ISLAND OF THE DEAD, on the other hand, is the cinematic equivalent of runny shit. Malcolm McDowell is appalling as Rupert King, ruthless property developer and all round cretin. Talisa Soto swans about a bit with good skin but wondering where her career went, and everyone else might as well be wearing a red shirt. The plot contrives to leave everyone deserted on an island where all the mad and diseased have been buried (a great zombie movie waiting to happen) but no, instead, the hapless morons get eaten by a badly drawn swarm of CGI flies. A hot marmite enema starts to look attractive after 20 minutes of this pish. I would try to think of something constructive to say about it, and although I pity the director for his predicament, he should never have put his name to such a waste of celluloid.

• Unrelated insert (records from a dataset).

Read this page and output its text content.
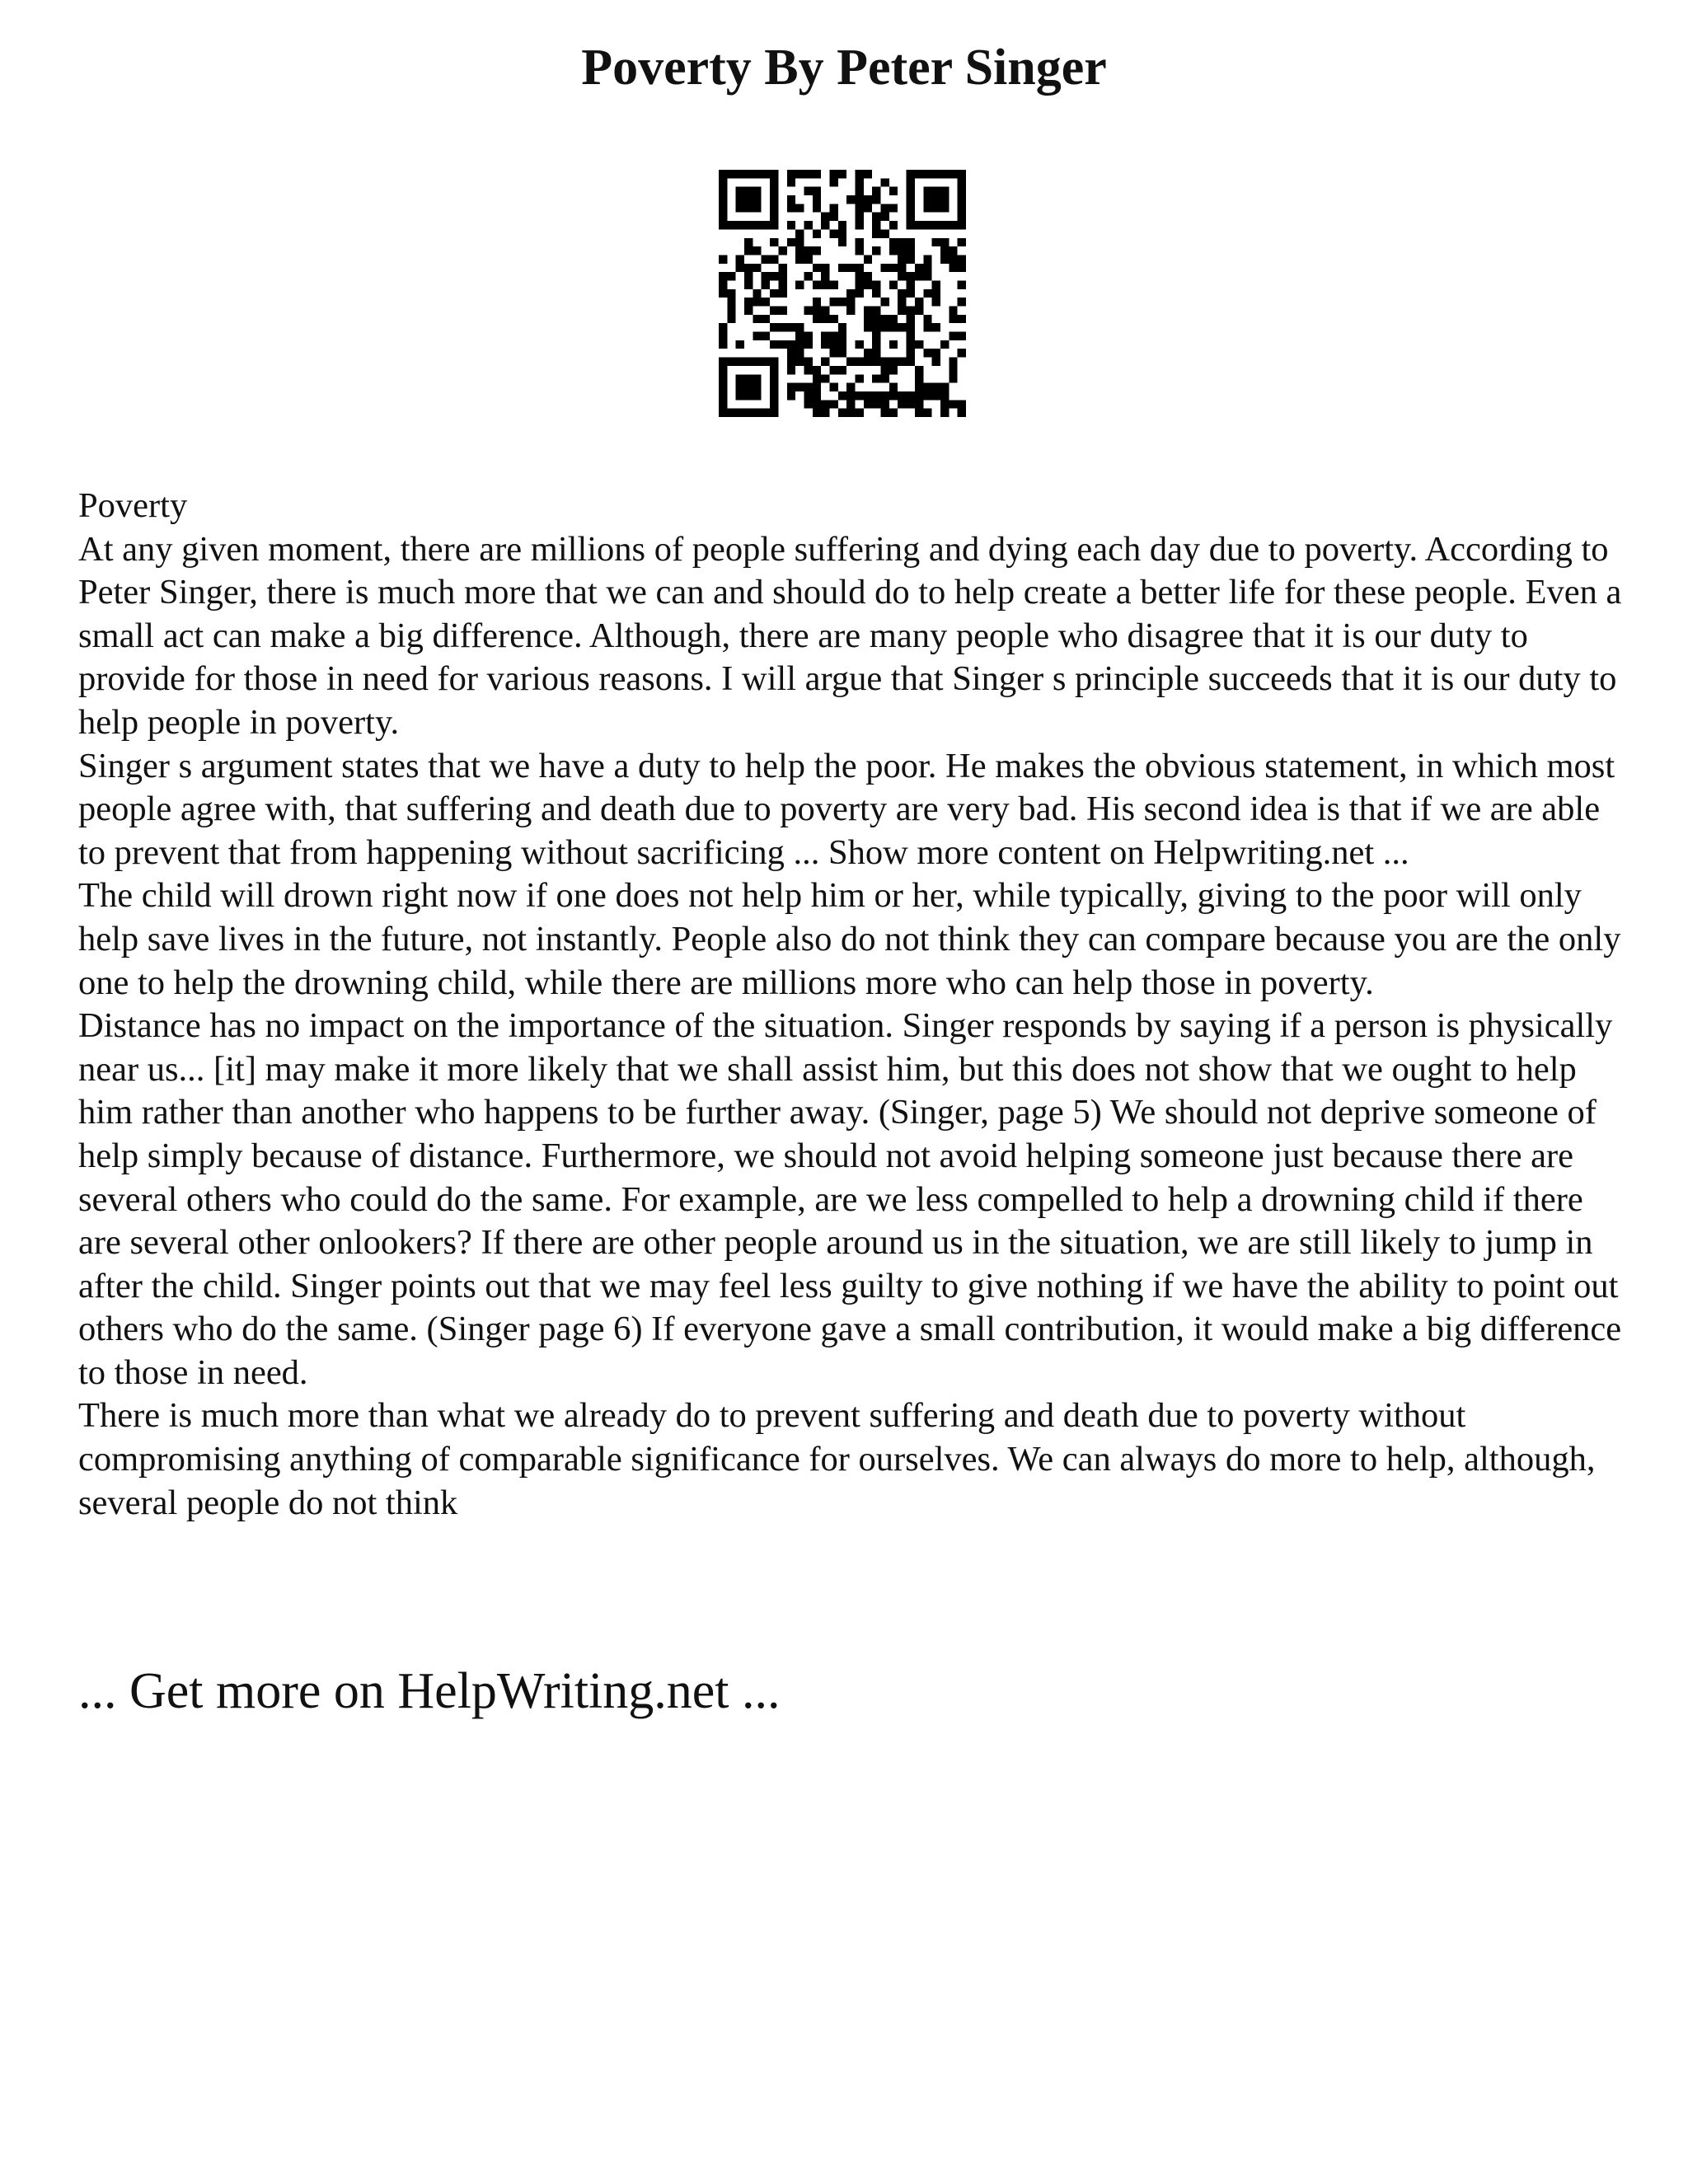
Poverty By Peter Singer

Poverty

At any given moment, there are millions of people suffering and dying each day due to poverty. According to Peter Singer, there is much more that we can and should do to help create a better life for these people. Even a small act can make a big difference. Although, there are many people who disagree that it is our duty to provide for those in need for various reasons. I will argue that Singer s principle succeeds that it is our duty to help people in poverty.

Singer s argument states that we have a duty to help the poor. He makes the obvious statement, in which most people agree with, that suffering and death due to poverty are very bad. His second idea is that if we are able to prevent that from happening without sacrificing ... Show more content on Helpwriting.net ...

The child will drown right now if one does not help him or her, while typically, giving to the poor will only help save lives in the future, not instantly. People also do not think they can compare because you are the only one to help the drowning child, while there are millions more who can help those in poverty.

Distance has no impact on the importance of the situation. Singer responds by saying if a person is physically near us... [it] may make it more likely that we shall assist him, but this does not show that we ought to help him rather than another who happens to be further away. (Singer, page 5) We should not deprive someone of help simply because of distance. Furthermore, we should not avoid helping someone just because there are several others who could do the same. For example, are we less compelled to help a drowning child if there are several other onlookers? If there are other people around us in the situation, we are still likely to jump in after the child. Singer points out that we may feel less guilty to give nothing if we have the ability to point out others who do the same. (Singer page 6) If everyone gave a small contribution, it would make a big difference to those in need.

There is much more than what we already do to prevent suffering and death due to poverty without compromising anything of comparable significance for ourselves. We can always do more to help, although, several people do not think

... Get more on HelpWriting.net ...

NAMELESS, however, is a fabulous reason to maintain your faith in great cinema. Based on a Ramsey Campbell novel, the film is an intense, distressing, horrific semi-supernatural thriller which is even more spectacular once you know that it is a directorial debut. Although the pacing suffers a little midway on repeated viewing, the first screening remains a revelation. You can see what I mean as it will be the Opening Film at this year's Dead by Dawn.
My non-genre recommendations from the festival are IN CHINA THEY EAT DOGS, ATTACK THE GAS STATION, LEGEND OF THE SACRED STONE, TUVALU and LES SIAMOISES - all of which you should see if the opportunity ever presents itself.